Hal paling menonjol yang tampak antara pilates dan yoga terletak pada penggunaan alat. Pilates banyak memanfaatkan berbagai alat besar ketimbang yoga yang cenderung hanya menggunakan barang yang sederhana, seperti matras.
"Yoga dan pilates sama-sama bermanfaat untuk tubuh. Hanya saja pilates lebih klinis," ujar Mira.
Dalam kesempatan berbeda, Yosi menambahkan, gerakan yoga cenderung lebih lambat dan menahan suatu pose. Berbeda dengan pilates yang lebih dinamis dengan gerakan bervariasi.
Siasat bertahan
Kala kasus Covid-19 memuncak, olahraga termasuk sektor yang terguncang. Seluruh pusat kebugaran tutup guna menekan penyebaran kasus. Pemerintah pun mengimbau masyarakat meminimalisasi mobilitasnya.
Kondisi itu ternyata tak menghentikan Mira untuk mengajar pilates. Justru pandemi Covid-19 mendorongnya berinovasi, sehingga ia melahirkan dua kanal YouTube pilates berbahasa Indonesia dan Inggris.

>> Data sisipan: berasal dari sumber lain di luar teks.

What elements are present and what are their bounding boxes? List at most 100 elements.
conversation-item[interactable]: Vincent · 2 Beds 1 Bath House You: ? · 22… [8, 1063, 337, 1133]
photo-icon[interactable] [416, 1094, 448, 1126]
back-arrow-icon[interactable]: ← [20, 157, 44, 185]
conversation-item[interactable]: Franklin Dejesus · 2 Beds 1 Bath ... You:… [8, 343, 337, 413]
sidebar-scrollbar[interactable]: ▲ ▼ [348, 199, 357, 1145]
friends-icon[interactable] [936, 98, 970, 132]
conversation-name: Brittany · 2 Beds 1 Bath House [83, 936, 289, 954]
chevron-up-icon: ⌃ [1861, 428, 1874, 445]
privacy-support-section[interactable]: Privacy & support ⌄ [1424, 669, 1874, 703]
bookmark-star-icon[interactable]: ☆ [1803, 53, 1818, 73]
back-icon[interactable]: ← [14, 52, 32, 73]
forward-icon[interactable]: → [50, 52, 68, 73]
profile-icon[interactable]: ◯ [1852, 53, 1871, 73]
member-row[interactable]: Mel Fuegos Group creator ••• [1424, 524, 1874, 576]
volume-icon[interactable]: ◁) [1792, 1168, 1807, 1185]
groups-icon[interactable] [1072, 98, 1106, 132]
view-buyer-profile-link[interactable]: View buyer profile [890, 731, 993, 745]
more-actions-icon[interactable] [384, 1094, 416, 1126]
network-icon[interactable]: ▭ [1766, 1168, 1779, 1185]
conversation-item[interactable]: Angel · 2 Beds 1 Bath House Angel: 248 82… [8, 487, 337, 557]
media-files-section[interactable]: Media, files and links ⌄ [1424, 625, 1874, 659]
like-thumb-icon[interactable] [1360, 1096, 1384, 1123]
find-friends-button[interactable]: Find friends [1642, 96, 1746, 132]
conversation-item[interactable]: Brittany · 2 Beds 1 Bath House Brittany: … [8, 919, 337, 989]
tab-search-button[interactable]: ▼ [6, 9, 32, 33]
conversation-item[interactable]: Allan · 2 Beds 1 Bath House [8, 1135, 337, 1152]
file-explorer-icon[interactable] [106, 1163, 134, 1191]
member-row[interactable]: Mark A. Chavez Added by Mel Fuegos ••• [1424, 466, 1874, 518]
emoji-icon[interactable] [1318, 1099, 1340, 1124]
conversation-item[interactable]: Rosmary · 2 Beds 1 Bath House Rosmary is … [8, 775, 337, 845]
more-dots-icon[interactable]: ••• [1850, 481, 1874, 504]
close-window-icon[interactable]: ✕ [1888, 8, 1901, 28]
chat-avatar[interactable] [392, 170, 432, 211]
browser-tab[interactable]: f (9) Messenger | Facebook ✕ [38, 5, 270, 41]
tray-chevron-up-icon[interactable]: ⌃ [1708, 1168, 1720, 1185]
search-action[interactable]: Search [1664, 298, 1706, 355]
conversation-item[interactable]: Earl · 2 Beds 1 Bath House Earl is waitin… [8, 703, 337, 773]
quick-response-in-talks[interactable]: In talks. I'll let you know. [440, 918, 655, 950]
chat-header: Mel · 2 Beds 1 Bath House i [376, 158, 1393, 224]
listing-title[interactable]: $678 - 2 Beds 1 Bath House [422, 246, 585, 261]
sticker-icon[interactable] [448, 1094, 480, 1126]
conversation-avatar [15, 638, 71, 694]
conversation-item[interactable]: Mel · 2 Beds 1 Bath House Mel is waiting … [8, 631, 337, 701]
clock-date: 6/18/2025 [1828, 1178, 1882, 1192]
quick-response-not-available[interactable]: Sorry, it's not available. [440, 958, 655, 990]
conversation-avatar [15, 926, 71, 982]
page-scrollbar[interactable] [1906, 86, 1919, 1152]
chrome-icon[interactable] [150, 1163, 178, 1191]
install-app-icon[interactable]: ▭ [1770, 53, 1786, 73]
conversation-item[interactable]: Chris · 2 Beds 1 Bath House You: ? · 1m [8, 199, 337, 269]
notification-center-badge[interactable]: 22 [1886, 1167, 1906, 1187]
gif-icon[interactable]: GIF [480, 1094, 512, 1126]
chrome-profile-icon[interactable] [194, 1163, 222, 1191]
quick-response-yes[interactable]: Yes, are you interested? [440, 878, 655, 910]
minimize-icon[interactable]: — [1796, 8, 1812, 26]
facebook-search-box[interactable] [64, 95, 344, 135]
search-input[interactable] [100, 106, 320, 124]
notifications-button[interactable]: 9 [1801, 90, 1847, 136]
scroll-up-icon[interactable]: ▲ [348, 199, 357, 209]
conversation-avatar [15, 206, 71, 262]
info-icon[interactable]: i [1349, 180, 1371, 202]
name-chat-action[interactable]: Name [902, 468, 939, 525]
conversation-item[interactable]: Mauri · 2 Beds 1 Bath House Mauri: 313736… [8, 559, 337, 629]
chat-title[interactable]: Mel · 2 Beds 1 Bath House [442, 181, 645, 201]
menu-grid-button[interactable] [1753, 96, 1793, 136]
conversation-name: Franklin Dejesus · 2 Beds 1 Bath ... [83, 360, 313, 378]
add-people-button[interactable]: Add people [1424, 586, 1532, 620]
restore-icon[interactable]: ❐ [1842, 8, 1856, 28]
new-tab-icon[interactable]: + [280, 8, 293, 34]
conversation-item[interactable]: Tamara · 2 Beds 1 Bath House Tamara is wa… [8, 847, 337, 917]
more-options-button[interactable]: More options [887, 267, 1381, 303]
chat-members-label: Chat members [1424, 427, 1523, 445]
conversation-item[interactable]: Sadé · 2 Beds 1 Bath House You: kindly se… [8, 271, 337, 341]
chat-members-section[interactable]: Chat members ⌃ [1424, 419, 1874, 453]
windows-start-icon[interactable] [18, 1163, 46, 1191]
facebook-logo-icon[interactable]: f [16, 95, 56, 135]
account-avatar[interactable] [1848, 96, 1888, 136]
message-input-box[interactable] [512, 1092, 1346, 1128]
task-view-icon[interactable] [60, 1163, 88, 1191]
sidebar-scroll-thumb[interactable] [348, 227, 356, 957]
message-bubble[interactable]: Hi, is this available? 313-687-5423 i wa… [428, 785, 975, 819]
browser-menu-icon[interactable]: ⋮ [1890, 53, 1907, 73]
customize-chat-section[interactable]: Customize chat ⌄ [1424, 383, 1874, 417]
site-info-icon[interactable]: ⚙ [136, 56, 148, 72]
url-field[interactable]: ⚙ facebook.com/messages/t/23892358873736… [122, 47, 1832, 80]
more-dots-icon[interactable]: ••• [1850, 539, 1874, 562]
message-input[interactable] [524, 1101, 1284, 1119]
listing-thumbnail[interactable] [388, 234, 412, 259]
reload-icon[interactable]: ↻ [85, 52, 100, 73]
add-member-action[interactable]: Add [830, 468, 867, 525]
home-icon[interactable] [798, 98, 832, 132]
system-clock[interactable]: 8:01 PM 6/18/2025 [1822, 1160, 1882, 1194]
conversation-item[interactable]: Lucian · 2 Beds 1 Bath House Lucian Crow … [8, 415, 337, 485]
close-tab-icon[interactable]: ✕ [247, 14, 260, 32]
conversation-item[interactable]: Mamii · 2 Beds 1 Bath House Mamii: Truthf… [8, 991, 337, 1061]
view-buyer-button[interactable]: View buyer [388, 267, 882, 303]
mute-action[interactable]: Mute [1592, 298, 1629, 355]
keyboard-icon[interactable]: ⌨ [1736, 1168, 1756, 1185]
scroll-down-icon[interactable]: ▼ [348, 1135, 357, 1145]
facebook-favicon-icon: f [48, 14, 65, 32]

”Kami malah bertumbuh saat pandemi. Kami makin dikenal orang, bahkan di berbagai dunia, seperti Eropa, Amerika, dan Australia,” ujar Mira.
Tak hanya itu, Mira sukses memanfaatkan momen untuk mengembangkan usahanya dengan mengenalkan aplikasi berbayar ”Flow with Mira Pilates”. Aplikasi tersebut berisi berbagai kelas pilates yang dapat diakses bebas para pengguna. Mira juga memberikan kelas secara langsung tiap pekannya. Dalam setahun, tiap pengguna perlu merogoh kocek 175 dollar AS atau setara Rp 2,7 juta dengan kurs Rp 15.668 per dollar.
Siasat bertahan di tengah pandemi juga dilakukan Yoshi. Ia sempat mengadakan kelas daring pada 2020 yang hanya bertahan kurang dari setahun. Sebab setelah kasus Covid-19 mulai melandai bebarengan dengan kebijakan pemerintah yang melonggar, para pecinta pilates memilih untuk datang ke studio.
”Kalau secara online, instruktur enggak bisa memantau detail apakah gerakan yang dilakukan benar atau salah. Jadi memang orang-orang akhirnya kembali lagi ke studio,” kata Yoshi.